Speaking Tuesday on Bloomberg TV's "The Pulse with Francine Lacqua," Resta addressed the tension between haute horlogerie and pop culture [1]. She said, "The thing I fear most is irrelevance." Resta said that the company wanted to make the brand more accessible to a younger audience [1].
The collaboration centerpieces the Royal Pop collection, which consists of eight pocket watches [3]. The collection was officially revealed on May 12 [4]. Since the launch, demand has been significant, with some reports indicating it was 2.9 times higher than the peak of the original MoonSwatch launch [5].
This surge in interest led to volatility at retail locations. Scuffles and crowds were reported outside stores in New York, Paris, and Milan [1, 2]. While some reports suggest the chaos indicates demand that could outstrip supply, other reports said there is no shortage of the items despite the brawls at stores [2].
The strategy has not been universally praised among enthusiasts. Clara Ludmir wrote for Forbes that the Royal Pop collection is already dividing watch amateurs, collectors, and experts [3].
“"The thing I fear most is irrelevance."”

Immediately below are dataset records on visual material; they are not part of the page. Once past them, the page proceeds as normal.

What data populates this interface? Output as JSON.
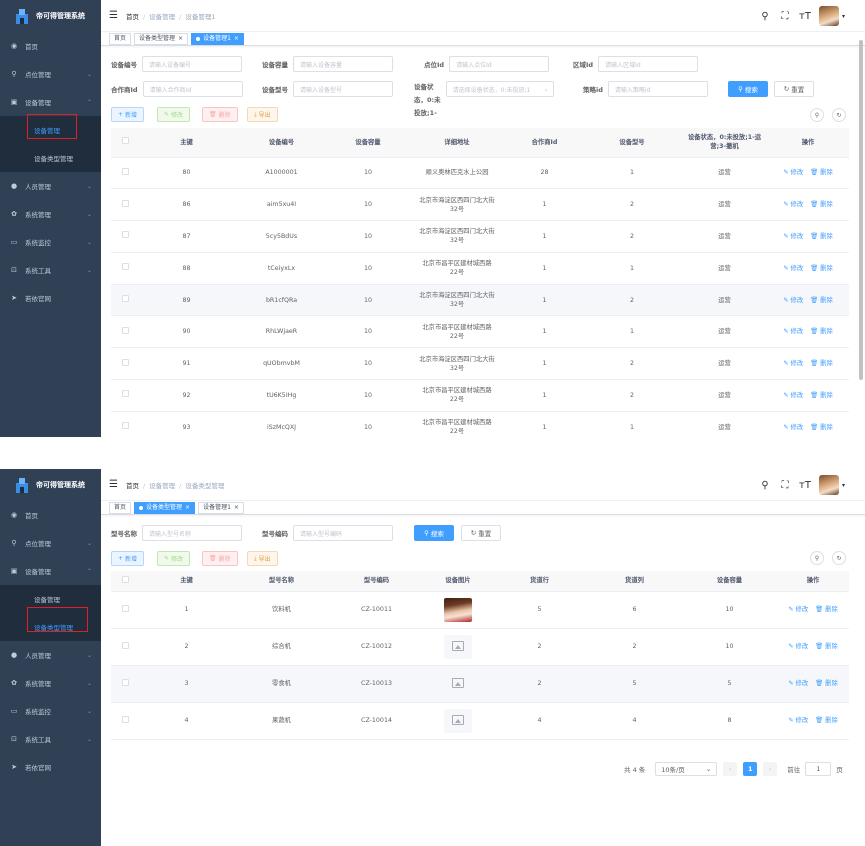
{
  "app": {
    "title": "帝可得管理系统"
  },
  "sidebar": {
    "items": [
      {
        "label": "首页",
        "icon": "dashboard-icon"
      },
      {
        "label": "点位管理",
        "icon": "location-icon"
      },
      {
        "label": "设备管理",
        "icon": "device-icon"
      },
      {
        "label": "人员管理",
        "icon": "user-icon"
      },
      {
        "label": "系统管理",
        "icon": "gear-icon"
      },
      {
        "label": "系统监控",
        "icon": "monitor-icon"
      },
      {
        "label": "系统工具",
        "icon": "tool-icon"
      },
      {
        "label": "若依官网",
        "icon": "send-icon"
      }
    ],
    "sub_items": [
      {
        "label": "设备管理"
      },
      {
        "label": "设备类型管理"
      }
    ]
  },
  "page1": {
    "breadcrumb": [
      "首页",
      "设备管理",
      "设备管理1"
    ],
    "tags": [
      {
        "label": "首页"
      },
      {
        "label": "设备类型管理"
      },
      {
        "label": "设备管理1"
      }
    ],
    "search": {
      "device_no": {
        "label": "设备编号",
        "placeholder": "请输入设备编号"
      },
      "capacity": {
        "label": "设备容量",
        "placeholder": "请输入设备容量"
      },
      "node_id": {
        "label": "点位Id",
        "placeholder": "请输入点位Id"
      },
      "region_id": {
        "label": "区域Id",
        "placeholder": "请输入区域Id"
      },
      "partner_id": {
        "label": "合作商Id",
        "placeholder": "请输入合作商Id"
      },
      "model": {
        "label": "设备型号",
        "placeholder": "请输入设备型号"
      },
      "status": {
        "label": "设备状",
        "label2": "态，0:未",
        "label3": "投放;1-",
        "placeholder": "请选择设备状态，0:未投放;1"
      },
      "policy_id": {
        "label": "策略id",
        "placeholder": "请输入策略id"
      },
      "search_btn": "搜索",
      "reset_btn": "重置"
    },
    "toolbar": {
      "add": "新增",
      "edit": "修改",
      "delete": "删除",
      "export": "导出"
    },
    "columns": [
      "主键",
      "设备编号",
      "设备容量",
      "详细地址",
      "合作商Id",
      "设备型号",
      "设备状态，0:未投放;1-运营;3-撤机",
      "操作"
    ],
    "rows": [
      {
        "id": "80",
        "no": "A1000001",
        "cap": "10",
        "addr": "顺义奥林匹克水上公园",
        "partner": "28",
        "model": "1",
        "status": "运营"
      },
      {
        "id": "86",
        "no": "aim5xu4I",
        "cap": "10",
        "addr": "北京市海淀区西四门北大街32号",
        "partner": "1",
        "model": "2",
        "status": "运营"
      },
      {
        "id": "87",
        "no": "5cy5BdUs",
        "cap": "10",
        "addr": "北京市海淀区西四门北大街32号",
        "partner": "1",
        "model": "2",
        "status": "运营"
      },
      {
        "id": "88",
        "no": "tCeiyxLx",
        "cap": "10",
        "addr": "北京市昌平区建材城西路22号",
        "partner": "1",
        "model": "1",
        "status": "运营"
      },
      {
        "id": "89",
        "no": "bR1cfQRa",
        "cap": "10",
        "addr": "北京市海淀区西四门北大街32号",
        "partner": "1",
        "model": "2",
        "status": "运营"
      },
      {
        "id": "90",
        "no": "RhLWjaeR",
        "cap": "10",
        "addr": "北京市昌平区建材城西路22号",
        "partner": "1",
        "model": "1",
        "status": "运营"
      },
      {
        "id": "91",
        "no": "qUObmvbM",
        "cap": "10",
        "addr": "北京市海淀区西四门北大街32号",
        "partner": "1",
        "model": "2",
        "status": "运营"
      },
      {
        "id": "92",
        "no": "tU6K5IHg",
        "cap": "10",
        "addr": "北京市昌平区建材城西路22号",
        "partner": "1",
        "model": "2",
        "status": "运营"
      },
      {
        "id": "93",
        "no": "iSzMcQXJ",
        "cap": "10",
        "addr": "北京市昌平区建材城西路22号",
        "partner": "1",
        "model": "1",
        "status": "运营"
      }
    ],
    "edit_label": "修改",
    "delete_label": "删除"
  },
  "page2": {
    "breadcrumb": [
      "首页",
      "设备管理",
      "设备类型管理"
    ],
    "tags": [
      {
        "label": "首页"
      },
      {
        "label": "设备类型管理"
      },
      {
        "label": "设备管理1"
      }
    ],
    "search": {
      "model_name": {
        "label": "型号名称",
        "placeholder": "请输入型号名称"
      },
      "model_code": {
        "label": "型号编码",
        "placeholder": "请输入型号编码"
      },
      "search_btn": "搜索",
      "reset_btn": "重置"
    },
    "toolbar": {
      "add": "新增",
      "edit": "修改",
      "delete": "删除",
      "export": "导出"
    },
    "columns": [
      "主键",
      "型号名称",
      "型号编码",
      "设备图片",
      "货道行",
      "货道列",
      "设备容量",
      "操作"
    ],
    "rows": [
      {
        "id": "1",
        "name": "饮料机",
        "code": "CZ-10011",
        "rows": "5",
        "cols": "6",
        "cap": "10",
        "img": "photo"
      },
      {
        "id": "2",
        "name": "综合机",
        "code": "CZ-10012",
        "rows": "2",
        "cols": "2",
        "cap": "10",
        "img": "placeholder"
      },
      {
        "id": "3",
        "name": "零食机",
        "code": "CZ-10013",
        "rows": "2",
        "cols": "5",
        "cap": "5",
        "img": "placeholder"
      },
      {
        "id": "4",
        "name": "果蔬机",
        "code": "CZ-10014",
        "rows": "4",
        "cols": "4",
        "cap": "8",
        "img": "placeholder"
      }
    ],
    "pager": {
      "total": "共 4 条",
      "size": "10条/页",
      "current": "1",
      "goto": "前往",
      "goto_val": "1",
      "page_unit": "页"
    },
    "edit_label": "修改",
    "delete_label": "删除"
  },
  "colors": {
    "sidebar": "#304156",
    "primary": "#409eff",
    "highlight_box": "#e02020"
  }
}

The partnership signals a shift in the luxury sector where 'heritage' brands are increasingly utilizing 'masstige' collaborations to build a pipeline of future customers. By lowering the entry barrier through Swatch, Audemars Piguet is prioritizing brand awareness and cultural relevance over the strict maintenance of scarcity, a gamble that risks alienating traditional collectors while capturing a new demographic.